Muhammed; Mekke'nin fethedilmesiyle birlikte İslam dini Arap yarımadasında üstünlük sağlamaya başladı. Arap Yarımadası’nda birbirleriyle kavga eden dağınık kabileleri bir araya getirip, İslam dini altında bir Arap ulusunu inşa etmiştir.
Atatürk; Kurtuluş savaşıyla birlikte Türk olmayan çok sayıdaki diğer ırkları da Türklük kavramı içine yerleştirmiştir. Dolayısıyla adeta azınlık durumunda olan Türkleri toparlamış ve asli unsur haline getirerek yeni bir Türk ulusunu meydana getirmiştir.
Apo; Resmi ideoloji tarafından asimile yöntemiyle Türkleştirilen ve yok edilmek üzere olan Türkiye Kürdlerini Mazlumların desteğiyle adeta betonun altından çıkarıp, Kürdlere yeniden kimlik kazandırmıştır.
Bu durumda; Arap olup Muhammed’i, Türk olup Atatürk’ü, Kürd olup Apo’yu sevmeyenlerin aklına şaşarım! Bu cümleden dolayı hiç kimse beni ırkçılıkla suçlamaya kalkışmasın. Ben sadece bir gerçeği tespit etmeye çalışıyorum.
Bir bilim insanı Laboratuvarda inceleme yaparken ne kadar dindar ya da ırkçı olursa olsun kullanacağı yöntem bilimsel metotlardır. Bilimsel yöntemin dışına çıkarsa insanlık için zerre kadar hiç bir şey üretemez.
O nedenle kimliklerimizi arka planda bırakarak olayları irdelememiz gerekir.
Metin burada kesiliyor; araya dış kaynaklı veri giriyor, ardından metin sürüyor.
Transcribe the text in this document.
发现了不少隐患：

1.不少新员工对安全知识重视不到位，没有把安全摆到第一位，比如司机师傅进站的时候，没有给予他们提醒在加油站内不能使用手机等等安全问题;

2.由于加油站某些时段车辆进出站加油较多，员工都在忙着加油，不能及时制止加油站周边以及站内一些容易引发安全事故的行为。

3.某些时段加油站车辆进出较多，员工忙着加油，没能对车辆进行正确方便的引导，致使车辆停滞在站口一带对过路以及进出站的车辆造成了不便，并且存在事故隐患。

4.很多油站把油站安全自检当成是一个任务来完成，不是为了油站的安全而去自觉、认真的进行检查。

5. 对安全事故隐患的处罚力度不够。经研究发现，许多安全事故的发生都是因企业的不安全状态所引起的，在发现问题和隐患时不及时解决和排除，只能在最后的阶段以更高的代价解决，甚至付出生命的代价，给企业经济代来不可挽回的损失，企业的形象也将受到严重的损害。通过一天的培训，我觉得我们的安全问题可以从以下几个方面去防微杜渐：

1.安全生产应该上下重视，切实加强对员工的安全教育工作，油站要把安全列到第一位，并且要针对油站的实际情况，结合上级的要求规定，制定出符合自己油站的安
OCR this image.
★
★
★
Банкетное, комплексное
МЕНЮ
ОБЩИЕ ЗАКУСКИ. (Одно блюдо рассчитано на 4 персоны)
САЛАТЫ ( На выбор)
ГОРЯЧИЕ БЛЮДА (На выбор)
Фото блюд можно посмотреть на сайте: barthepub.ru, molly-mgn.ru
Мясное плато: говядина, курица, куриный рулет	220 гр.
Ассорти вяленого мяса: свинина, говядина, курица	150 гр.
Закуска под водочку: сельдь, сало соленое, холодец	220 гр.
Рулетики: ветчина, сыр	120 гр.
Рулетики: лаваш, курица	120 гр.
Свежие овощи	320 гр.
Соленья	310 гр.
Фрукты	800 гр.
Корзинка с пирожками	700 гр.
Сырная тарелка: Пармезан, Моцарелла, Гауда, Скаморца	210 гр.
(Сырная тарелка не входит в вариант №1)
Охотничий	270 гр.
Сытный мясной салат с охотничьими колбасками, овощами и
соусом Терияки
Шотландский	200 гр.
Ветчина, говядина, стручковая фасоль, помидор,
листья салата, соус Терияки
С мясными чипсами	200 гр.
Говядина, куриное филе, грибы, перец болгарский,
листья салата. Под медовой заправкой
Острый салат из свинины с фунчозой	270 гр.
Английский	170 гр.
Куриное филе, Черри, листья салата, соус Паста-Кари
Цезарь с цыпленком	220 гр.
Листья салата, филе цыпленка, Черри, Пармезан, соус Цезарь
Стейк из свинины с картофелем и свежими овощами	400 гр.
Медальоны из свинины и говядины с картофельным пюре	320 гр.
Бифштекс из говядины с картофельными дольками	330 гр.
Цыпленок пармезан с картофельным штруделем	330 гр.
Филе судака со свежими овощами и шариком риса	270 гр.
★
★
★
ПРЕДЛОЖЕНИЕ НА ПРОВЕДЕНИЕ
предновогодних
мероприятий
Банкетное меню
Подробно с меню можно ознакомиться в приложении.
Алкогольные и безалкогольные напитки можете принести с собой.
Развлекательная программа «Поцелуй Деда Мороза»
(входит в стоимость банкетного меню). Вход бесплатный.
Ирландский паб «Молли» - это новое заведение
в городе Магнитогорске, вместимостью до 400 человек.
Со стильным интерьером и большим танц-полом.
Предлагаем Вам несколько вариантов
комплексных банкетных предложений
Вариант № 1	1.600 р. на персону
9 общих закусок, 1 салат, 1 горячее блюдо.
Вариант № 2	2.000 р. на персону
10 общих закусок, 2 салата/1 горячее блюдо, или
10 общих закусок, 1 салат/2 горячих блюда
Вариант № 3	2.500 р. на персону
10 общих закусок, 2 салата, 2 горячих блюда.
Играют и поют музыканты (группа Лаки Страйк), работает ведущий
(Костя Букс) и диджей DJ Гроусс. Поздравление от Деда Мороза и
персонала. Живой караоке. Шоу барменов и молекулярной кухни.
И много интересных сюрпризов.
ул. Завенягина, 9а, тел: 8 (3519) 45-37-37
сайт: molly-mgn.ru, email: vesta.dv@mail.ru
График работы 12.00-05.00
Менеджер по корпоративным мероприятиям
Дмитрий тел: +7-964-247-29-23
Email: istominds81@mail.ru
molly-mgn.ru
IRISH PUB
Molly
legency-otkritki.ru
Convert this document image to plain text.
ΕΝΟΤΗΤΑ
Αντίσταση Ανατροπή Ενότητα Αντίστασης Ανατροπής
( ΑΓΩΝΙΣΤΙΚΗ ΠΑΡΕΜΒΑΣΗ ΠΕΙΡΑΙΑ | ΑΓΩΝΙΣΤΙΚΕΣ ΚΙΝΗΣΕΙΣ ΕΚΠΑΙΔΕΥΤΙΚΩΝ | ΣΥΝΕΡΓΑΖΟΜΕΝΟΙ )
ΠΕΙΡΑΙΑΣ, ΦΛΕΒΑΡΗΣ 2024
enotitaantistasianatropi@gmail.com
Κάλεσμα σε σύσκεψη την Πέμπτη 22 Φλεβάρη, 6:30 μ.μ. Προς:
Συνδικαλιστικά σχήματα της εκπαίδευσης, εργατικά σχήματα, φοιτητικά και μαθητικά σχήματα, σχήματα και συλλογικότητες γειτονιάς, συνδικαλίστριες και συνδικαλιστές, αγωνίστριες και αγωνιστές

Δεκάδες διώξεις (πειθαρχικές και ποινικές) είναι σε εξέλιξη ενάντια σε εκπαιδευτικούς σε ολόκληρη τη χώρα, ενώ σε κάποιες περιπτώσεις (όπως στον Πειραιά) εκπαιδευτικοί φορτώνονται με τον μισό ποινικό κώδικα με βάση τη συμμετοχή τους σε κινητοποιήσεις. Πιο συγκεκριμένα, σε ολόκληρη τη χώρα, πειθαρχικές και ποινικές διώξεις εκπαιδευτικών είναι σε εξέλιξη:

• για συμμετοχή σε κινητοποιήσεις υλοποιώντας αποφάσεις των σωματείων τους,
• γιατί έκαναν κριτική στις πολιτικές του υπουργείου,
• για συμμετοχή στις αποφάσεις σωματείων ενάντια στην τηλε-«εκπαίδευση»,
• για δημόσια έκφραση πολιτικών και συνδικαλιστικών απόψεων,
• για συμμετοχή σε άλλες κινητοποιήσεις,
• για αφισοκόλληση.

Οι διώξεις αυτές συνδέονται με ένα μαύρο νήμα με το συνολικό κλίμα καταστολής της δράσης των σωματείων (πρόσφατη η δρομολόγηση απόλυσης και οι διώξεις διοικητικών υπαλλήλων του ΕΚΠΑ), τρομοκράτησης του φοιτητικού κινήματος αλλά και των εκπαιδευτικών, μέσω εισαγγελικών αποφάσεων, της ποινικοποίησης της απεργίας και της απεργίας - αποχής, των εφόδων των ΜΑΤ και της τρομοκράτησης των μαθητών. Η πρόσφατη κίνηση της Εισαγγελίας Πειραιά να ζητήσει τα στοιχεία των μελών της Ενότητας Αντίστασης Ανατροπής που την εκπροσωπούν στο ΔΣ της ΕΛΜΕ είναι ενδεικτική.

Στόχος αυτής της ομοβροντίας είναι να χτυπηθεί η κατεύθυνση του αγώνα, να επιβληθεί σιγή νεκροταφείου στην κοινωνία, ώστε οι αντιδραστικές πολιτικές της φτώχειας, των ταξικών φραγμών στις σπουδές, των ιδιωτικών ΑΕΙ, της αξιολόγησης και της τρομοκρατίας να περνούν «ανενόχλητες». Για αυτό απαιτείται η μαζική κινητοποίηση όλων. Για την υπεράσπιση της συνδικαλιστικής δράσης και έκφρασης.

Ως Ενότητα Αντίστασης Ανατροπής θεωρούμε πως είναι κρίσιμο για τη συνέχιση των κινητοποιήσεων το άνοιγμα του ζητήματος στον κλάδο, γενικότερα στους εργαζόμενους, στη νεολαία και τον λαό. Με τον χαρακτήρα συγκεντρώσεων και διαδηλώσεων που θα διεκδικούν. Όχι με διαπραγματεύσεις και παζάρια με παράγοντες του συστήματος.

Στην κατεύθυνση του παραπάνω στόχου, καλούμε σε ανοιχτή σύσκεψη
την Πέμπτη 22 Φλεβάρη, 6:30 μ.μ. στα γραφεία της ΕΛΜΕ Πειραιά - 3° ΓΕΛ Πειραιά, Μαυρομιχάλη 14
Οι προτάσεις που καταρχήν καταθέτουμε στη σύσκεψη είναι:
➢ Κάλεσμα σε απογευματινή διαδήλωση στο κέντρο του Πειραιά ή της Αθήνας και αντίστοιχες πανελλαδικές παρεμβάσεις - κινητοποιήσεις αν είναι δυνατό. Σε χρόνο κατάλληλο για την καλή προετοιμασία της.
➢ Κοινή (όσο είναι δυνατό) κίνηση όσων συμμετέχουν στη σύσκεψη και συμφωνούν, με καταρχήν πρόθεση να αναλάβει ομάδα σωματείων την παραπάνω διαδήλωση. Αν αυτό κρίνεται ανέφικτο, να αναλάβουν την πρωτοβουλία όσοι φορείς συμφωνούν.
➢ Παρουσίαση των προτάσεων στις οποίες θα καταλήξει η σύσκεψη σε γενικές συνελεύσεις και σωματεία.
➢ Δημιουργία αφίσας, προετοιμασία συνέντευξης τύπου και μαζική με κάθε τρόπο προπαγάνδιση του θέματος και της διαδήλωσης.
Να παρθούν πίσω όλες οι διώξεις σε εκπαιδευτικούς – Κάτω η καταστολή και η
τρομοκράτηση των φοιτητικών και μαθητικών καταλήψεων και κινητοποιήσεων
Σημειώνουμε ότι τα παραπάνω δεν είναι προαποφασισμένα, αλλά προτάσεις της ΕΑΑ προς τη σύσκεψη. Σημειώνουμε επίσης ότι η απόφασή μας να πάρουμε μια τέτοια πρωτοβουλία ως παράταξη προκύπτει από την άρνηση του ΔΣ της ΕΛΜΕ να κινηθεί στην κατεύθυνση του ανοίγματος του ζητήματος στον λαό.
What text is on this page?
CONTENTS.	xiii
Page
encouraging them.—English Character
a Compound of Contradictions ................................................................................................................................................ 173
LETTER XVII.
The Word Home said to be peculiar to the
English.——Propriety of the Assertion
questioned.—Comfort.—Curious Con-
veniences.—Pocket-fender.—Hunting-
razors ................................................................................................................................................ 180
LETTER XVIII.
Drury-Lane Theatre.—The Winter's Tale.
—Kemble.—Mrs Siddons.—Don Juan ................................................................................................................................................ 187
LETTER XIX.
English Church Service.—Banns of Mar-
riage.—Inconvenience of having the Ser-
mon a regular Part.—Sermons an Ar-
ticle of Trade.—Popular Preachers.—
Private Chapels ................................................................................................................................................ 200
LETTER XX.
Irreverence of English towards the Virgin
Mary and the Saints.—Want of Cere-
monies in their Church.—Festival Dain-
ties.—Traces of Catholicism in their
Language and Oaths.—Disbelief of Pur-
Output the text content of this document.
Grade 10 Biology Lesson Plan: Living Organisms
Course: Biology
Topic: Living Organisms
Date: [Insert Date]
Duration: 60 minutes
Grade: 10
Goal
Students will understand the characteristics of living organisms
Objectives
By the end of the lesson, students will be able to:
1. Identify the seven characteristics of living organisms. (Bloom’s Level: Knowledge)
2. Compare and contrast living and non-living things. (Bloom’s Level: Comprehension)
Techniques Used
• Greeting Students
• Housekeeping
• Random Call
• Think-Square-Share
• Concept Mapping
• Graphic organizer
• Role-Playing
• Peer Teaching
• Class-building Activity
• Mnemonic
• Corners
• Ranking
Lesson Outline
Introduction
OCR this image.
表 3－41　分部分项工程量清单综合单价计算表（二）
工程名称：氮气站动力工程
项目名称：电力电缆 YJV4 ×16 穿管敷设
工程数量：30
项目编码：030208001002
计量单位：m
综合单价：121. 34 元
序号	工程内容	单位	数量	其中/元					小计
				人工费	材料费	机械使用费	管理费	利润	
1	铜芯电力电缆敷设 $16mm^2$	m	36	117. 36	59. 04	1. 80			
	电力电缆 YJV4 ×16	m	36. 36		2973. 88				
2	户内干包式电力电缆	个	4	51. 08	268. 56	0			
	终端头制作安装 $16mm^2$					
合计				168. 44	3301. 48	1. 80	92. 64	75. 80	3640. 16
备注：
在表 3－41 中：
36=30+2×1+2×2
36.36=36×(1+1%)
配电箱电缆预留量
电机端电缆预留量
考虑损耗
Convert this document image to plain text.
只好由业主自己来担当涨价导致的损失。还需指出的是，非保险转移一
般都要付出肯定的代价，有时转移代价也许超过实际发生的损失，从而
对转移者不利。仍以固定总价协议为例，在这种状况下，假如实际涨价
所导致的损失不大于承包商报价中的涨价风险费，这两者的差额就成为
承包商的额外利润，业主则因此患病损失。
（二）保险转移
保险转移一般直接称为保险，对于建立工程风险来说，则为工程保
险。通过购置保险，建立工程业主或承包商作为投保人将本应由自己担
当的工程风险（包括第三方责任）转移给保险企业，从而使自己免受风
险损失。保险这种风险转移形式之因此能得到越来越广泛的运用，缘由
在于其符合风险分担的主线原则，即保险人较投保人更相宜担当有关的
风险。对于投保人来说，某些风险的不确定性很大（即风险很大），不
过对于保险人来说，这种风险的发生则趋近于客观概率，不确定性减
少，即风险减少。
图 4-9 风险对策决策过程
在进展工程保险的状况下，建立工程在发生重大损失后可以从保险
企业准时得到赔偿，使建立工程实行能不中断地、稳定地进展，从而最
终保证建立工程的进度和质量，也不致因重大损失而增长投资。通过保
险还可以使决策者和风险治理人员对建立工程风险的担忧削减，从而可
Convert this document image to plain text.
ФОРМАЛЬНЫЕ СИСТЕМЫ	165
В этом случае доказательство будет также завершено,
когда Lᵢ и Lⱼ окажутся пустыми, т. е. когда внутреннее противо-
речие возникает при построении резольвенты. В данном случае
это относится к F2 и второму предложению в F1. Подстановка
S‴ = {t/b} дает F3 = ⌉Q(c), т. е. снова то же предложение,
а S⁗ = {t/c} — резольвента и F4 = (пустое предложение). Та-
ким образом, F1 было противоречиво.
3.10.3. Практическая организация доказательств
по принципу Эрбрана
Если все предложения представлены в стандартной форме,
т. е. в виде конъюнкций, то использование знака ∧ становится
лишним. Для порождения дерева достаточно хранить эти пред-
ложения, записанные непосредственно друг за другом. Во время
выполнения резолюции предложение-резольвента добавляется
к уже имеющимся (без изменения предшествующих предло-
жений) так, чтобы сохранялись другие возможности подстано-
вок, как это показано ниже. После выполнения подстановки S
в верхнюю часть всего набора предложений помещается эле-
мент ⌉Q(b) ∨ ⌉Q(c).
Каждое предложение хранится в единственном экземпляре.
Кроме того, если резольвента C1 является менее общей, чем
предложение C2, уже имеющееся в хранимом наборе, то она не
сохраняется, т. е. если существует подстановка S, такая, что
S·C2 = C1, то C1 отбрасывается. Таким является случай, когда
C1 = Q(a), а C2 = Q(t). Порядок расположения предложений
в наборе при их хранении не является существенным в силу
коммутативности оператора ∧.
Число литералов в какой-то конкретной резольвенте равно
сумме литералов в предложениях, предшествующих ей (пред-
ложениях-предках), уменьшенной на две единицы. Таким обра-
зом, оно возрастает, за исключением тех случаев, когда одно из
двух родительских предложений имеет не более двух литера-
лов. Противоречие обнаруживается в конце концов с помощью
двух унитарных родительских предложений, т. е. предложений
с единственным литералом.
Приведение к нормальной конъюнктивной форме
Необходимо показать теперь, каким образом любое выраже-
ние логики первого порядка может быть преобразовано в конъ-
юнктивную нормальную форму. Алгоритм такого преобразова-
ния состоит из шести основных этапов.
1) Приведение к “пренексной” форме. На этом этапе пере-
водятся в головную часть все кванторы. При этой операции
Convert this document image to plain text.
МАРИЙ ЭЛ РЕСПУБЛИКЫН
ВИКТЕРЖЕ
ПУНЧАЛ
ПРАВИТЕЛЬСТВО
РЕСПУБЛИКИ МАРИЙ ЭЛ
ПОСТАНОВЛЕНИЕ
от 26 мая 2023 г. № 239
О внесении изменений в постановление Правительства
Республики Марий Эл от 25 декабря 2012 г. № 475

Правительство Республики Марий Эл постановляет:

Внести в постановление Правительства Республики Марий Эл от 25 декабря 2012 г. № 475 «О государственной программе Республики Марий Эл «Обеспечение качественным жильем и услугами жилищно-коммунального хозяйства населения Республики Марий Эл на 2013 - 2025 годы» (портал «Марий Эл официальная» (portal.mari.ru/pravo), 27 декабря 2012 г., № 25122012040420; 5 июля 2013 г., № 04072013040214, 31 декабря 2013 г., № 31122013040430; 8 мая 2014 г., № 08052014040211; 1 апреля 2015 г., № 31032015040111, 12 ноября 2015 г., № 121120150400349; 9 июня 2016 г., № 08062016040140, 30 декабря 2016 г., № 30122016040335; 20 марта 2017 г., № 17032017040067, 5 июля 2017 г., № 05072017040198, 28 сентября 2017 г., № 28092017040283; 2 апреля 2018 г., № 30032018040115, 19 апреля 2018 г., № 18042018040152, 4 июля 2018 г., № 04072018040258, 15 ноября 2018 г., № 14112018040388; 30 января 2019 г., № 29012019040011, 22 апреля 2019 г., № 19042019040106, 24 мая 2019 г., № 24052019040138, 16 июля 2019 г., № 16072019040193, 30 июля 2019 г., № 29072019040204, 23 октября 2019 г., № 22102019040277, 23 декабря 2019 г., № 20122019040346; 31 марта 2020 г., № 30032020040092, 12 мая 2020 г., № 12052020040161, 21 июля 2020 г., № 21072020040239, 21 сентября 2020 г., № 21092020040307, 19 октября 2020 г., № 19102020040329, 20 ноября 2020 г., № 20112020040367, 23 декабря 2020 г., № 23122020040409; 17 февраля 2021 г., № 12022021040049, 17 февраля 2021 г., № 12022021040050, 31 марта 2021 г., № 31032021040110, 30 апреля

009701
Ben bu çerçevede hareket ettiğimi düşünüyorum.
İnternet üzerinden edindiğim bilgilere göre; bazı üniversiteler tarafından yapılan anketlerde insanların %47’si kendini din ve millet üzerinden tanımlamaktadırlar.
Bu anketlerden anlaşıldığı üzere; “Taksim-Gezi Parkı Direnişi” eylemliklerinde insanların yarısı kendini bu çerçevede ifade ettiğini söyleyebiliriz.
“Aslında Gezi Parkıyla başlayan süreç bir dönemin sonunu ve yeni bir başlangıcı temsil ediyor....” (F. Başkaya)
Umuyor ve diliyorum ki; Gezi parkıyla başlayan eylemler bu süreci yeni bir dönemin başlangıcını temsil eder duruma gelmesidir.